I presume you're referring to the M.2 interface, which provides PCIe x2 (or x4 on the high-end version) interface speeds.    This is certainly useful for SSDs, but would be meaningless for rotating platter units, as no drive comes even close to the SATA-3 interface speed ... and likely won't for the foreseeable future (even the fastest drives don't even get to half of the SATA-3 capabilities).

 

The 12Gbps interface like on the SSD800MM.

Yes, the 12Gb SAS units will be very nice as well.  The M.2 units can achieve the same speeds ... and don't require a new SAS controller (although of course you have to have a motherboard with an M.2 slot [or 2  :) ].

 

I don't make arrays of 1 or 2 drives.

I don't make arrays of 1 or 2 drives.

 

:) :)

 

... None of us do.    The M.2's are really nice for boot drives on a Windows machine, but clearly not useful for UnRAID.    Clearly the new 12Gb/sec SAS controllers are better for that purpose.

 

On the other hand, I suspect you also don't make arrays using SSDs -- and without doing that, the 12Gb/sec controllers are a waste, since no rotating platter drive in the foreseeable future is likely to even get beyond SATA-3 speeds in sustained transfer rates.    An array of high-speed SSDs would indeed be VERY nice -- and as 1TB (and larger) SSDs get more affordable, it might even be a reasonable thing to do.    I've thought about building an UnRAID Basic server with 3 small SSDs just for grins ... not for actual use, but as a testbed for new releases -- but I'll pass on a "real" array full of 1-2 TB units until the costs are significantly reduced.

 

I do make arrays with the SSD800MM and SSD800MH. I also can saturate the 12Gb/sec controllers with spinning disks.
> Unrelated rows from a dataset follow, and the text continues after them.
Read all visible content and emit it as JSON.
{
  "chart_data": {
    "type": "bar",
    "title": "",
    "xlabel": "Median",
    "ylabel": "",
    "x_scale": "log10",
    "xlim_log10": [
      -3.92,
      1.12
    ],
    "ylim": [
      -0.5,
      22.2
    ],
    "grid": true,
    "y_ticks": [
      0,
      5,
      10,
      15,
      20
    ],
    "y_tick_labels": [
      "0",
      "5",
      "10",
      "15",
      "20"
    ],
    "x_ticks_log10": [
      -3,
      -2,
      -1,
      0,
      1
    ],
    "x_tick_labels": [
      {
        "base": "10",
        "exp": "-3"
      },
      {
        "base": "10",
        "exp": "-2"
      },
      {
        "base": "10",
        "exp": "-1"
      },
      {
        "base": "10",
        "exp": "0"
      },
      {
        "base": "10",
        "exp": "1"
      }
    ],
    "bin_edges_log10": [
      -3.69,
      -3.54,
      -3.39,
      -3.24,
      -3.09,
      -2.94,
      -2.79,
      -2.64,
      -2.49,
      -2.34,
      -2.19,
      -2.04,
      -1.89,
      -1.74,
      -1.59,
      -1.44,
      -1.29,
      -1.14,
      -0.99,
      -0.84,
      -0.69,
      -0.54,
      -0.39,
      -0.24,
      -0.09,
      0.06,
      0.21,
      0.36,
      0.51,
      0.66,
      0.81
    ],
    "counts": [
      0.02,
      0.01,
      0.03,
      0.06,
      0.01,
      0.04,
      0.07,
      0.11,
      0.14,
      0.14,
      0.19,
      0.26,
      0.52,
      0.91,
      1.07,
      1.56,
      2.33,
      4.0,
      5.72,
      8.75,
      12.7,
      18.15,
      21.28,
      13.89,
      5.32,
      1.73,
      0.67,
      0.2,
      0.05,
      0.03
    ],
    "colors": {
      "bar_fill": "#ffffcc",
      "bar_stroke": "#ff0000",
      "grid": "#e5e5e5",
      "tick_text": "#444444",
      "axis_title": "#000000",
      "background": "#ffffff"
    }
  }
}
I do make arrays with the SSD800MM and SSD800MH.

 

NICE  :)    A bit pricey for my blood, but you've got to get some amazing performance with those!!

 

 

... I also can saturate the 12Gb/sec controllers with spinning disks.

 

Even a 15,000 rpm SAS drive with 1TB platters (there aren't any drives with those specs) would only get a bit over 400MB/s sustained transfers speeds => still well under the SATA-3 rate.    There's simply nothing available that will saturate these controllers with data coming off the platters.    Clearly, all disks have a very tiny % of transfers that actually happen at interface speed -- the data that's in the drive's cache => but that's an irrelevant percentage of transfers, and has virtually no bearing on overall performance.    Since a single drive can't come close, I assume you have some 12Gb compliant port multipliers that combine 4 or more drives onto a single SAS port ... is that how you're saturating this?

 

 

The fanout is usual more than 4. In the 70 bay system, it is 7 or 8 at different parts of the backplane. But large scale can go as high as 36 as described below.

 

DataBolt

 

Such Target (disk) bandwidth aggregation is the rationale behind what LSI calls DataBolt

technology. Aggregation enables 12Gb/s SAS to be introduced into an existing 6Gb/s storage

array in a way that provides an immediate doubling of overall system performance. In fact,

with bandwidth aggregation, there is no need to use any 12Gb/s SAS disks to achieve 12Gb/s

SAS performance at the system level.

 

 

The fanout is usual more than 4.  ...

 

Yes, I assumed as much.  I only mentioned 4 because that's the minimum number of modern high-density disks that it would take to get close to the 12Gb/sec throughput (it would take 5 or 6 to actually saturate it).    With even higher fanouts, the 12Gb/s is actually a bottleneck ... but, as you noted, it certainly would be saturated.